Mazars, the professional services firm, has clinched one of the most significant audit contracts outside the Big Four firms after being appointed auditors of Goldman Sachs in Europe.
There is nothing unusual in winning an audit, but this will be the only sizeable bank to be audited by a firm that is not one of the quartet of large firms: PwC, EY, Deloitte and KPMG.
Reportedly worth £4m in annual fees, the appointment comes at a time when audit and the audit market is under intense scrutiny in the UK following a number of corporate failures.
When Carillion collapsed at the end of 2017 it triggered a wide ranging review by politicians and regulators. Throughout 2018 parliamentary committees took evidence on auditors, the operation of the audit market and the Financial Reporting Council (FRC), the audit regulator.
In December last year the Kingman Review recommended replacing the FRC with a brand new regulator endowed with revised powers.
Then in April the Competition and Markets Authority issued its final recommendations on reforming the audit market. It proposed the operational separation of audit firms from other services, such as consultancy; mandatory joint audits; and public reprimands for audit committees if they fail to provide adequate scrutiny of their auditors.
One of the big concerns of those investigating the audit market was why there are not more major firms auditing global companies. Regulators worry that the loss of a big firm (Andersen, part of the then Big Five, collapsed during the Enron scandal in 2001), would mean companies and regulators could face a conflicts-of-interest crisis.

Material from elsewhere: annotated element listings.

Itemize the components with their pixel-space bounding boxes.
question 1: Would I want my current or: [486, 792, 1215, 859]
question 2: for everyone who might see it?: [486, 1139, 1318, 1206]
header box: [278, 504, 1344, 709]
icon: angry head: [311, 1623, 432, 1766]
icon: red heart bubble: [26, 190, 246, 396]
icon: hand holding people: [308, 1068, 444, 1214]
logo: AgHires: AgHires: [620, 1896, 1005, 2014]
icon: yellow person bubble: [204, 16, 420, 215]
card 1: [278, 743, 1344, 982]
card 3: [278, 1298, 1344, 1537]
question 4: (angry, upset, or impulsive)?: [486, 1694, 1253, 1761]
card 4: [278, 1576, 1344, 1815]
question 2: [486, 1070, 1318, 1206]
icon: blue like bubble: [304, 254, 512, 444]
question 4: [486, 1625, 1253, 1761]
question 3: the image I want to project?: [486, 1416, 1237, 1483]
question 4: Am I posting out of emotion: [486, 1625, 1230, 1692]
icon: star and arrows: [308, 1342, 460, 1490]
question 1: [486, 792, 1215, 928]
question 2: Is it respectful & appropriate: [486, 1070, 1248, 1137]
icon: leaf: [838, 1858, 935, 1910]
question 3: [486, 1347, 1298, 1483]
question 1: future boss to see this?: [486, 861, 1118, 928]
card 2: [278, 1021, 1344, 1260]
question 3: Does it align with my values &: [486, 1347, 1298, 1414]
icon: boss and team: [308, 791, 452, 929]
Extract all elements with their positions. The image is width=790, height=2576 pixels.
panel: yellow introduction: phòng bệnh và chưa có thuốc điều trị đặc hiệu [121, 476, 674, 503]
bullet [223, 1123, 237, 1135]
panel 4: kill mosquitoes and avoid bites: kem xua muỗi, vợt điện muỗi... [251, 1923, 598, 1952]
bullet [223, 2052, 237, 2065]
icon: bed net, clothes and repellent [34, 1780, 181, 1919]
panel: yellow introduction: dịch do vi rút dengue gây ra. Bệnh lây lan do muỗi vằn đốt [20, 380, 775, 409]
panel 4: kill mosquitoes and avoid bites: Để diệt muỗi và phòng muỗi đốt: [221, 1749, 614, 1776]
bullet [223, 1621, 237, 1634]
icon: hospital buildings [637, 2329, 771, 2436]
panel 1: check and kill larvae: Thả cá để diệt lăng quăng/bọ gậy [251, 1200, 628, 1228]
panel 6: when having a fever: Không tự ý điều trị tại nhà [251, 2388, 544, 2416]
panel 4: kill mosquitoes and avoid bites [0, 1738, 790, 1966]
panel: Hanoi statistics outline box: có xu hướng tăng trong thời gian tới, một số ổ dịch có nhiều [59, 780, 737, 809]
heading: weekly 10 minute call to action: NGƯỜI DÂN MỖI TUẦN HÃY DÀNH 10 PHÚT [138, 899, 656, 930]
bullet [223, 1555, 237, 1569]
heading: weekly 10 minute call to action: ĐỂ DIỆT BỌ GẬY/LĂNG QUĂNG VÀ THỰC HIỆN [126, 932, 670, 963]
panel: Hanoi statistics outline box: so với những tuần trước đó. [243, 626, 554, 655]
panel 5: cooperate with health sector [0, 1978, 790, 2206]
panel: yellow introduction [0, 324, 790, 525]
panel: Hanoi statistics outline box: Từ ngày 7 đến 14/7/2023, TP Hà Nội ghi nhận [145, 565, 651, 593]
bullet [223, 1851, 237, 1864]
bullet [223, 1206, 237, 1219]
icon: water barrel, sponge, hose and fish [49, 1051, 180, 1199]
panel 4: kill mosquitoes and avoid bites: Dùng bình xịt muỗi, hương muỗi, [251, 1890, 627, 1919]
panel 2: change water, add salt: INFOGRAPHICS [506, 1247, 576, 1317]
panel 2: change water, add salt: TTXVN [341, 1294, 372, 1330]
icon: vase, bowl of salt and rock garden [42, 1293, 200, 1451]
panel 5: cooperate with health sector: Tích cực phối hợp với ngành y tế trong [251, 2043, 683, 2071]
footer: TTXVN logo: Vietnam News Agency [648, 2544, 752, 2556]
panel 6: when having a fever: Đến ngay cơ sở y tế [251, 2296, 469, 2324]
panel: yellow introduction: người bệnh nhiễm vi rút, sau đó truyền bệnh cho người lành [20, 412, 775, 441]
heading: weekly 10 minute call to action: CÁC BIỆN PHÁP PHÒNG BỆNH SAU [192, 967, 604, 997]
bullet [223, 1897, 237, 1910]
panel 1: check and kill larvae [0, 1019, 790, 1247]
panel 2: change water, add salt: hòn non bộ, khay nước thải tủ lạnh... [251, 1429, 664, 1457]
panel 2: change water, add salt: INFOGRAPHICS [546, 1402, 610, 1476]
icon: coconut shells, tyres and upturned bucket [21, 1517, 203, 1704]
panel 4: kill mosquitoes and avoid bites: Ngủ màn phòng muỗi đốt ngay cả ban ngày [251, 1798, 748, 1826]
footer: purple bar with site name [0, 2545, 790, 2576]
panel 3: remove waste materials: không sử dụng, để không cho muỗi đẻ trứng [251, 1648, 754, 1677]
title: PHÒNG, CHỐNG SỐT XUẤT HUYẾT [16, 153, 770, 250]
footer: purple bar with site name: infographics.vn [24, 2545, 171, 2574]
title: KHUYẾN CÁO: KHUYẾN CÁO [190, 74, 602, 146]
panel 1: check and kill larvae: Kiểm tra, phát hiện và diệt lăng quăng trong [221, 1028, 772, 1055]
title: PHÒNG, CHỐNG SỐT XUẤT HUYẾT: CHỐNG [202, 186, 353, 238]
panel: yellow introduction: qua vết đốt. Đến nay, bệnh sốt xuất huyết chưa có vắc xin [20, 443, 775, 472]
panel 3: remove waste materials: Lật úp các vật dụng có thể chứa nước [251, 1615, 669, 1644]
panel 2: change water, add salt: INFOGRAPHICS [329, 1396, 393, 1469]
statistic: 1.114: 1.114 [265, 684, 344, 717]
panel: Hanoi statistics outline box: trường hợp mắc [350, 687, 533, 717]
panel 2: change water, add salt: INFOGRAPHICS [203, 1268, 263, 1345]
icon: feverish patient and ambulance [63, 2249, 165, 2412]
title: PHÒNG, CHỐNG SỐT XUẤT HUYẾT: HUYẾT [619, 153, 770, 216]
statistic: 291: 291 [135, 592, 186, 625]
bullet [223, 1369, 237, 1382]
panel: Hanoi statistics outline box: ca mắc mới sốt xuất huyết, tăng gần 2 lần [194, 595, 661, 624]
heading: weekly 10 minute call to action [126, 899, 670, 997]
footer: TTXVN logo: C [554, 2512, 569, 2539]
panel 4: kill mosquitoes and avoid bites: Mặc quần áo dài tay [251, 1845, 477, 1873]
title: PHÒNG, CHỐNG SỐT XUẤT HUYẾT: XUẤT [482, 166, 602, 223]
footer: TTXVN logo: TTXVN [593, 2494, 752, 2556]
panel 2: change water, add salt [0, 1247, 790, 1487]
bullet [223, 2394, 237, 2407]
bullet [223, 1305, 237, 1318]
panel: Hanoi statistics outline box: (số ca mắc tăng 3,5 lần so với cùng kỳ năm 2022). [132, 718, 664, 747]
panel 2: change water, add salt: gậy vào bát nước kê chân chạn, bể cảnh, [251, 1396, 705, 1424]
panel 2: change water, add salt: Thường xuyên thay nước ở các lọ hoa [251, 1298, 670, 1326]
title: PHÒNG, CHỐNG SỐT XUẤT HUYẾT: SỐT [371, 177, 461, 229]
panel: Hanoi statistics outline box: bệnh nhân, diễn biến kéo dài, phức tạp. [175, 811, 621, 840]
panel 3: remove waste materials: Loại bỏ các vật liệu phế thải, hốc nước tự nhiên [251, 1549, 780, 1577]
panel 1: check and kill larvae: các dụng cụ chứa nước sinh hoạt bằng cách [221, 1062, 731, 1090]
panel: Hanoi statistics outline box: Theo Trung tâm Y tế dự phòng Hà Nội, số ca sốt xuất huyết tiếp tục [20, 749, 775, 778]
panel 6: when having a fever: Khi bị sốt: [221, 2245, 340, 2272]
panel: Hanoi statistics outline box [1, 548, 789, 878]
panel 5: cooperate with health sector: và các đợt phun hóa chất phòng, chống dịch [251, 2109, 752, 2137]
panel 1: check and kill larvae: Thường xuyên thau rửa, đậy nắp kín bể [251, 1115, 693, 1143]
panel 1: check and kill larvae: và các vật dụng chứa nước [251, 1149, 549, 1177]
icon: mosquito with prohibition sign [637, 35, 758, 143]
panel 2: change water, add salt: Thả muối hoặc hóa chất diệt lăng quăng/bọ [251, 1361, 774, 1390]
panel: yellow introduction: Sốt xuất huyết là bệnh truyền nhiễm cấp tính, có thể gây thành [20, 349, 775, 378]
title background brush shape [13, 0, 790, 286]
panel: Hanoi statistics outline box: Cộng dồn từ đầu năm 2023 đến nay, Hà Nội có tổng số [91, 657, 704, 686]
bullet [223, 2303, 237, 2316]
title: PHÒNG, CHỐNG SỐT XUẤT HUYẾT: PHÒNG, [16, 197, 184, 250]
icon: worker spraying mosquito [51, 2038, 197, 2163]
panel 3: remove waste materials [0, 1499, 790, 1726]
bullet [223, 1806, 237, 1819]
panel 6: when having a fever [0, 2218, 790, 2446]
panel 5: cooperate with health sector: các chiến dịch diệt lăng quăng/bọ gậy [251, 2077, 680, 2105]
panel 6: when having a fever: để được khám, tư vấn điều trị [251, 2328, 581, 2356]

There have been previous attempts at reform. In 2016 the EU introduced measures that impose mandatory audit tendering and limits on how long an auditor could serve with a single client (mandatory rotation). There were also constraints placed on the additional services that could be provided to an audit client.
Mazars, the UK’s eighth largest firm, has won the audit of Goldman Sachs in Europe after PwC reached the end of its mandatory limit. The rest of the bank’s global operations will remain with PwC. The other three big firms were ruled out of contention due to conflicts of interest.
Mazars was shortlisted along with BDO, the UK’s number six firm. In the past it was argued that non-Big Four firms did not possess the expertise and resources needed to audit the complex operations of a big bank. However, with the first year of audit not due until the financial year 2020–21, Mazars has leeway to organise its work and hire the experts it needs.
Some observers see real significance in the deal. Mazars wins a big name client. That’s a reputation boost for itself, but also vicariously for other smaller audit outfits.
But the deal also sees two elements of novelty. First, Goldman Sachs answers the compliance demands of EU audit firm rotation at a local level rather changing auditor for the group. More American banks could follow suit, which should have smaller firms polishing their pitch presentations.
Second, the deal separates the issue of group audit from subsidiary audit. Jonathan Hayward, chief executive of Independent Audit, an adviser on governance and assurance, said: “Break that link and you create whole new opportunities for smaller firms.”
He added the move could also prompt a rethink of group audit as a tool for shareholders, while subsidiary audits could be undertaken for local compliance purposes. That, he said, could be even more powerful than joint audits, for which, he argued, there is little supporting evidence.
For now Mazars will be celebrating its success and a modicum of fame. The hard work is still to come.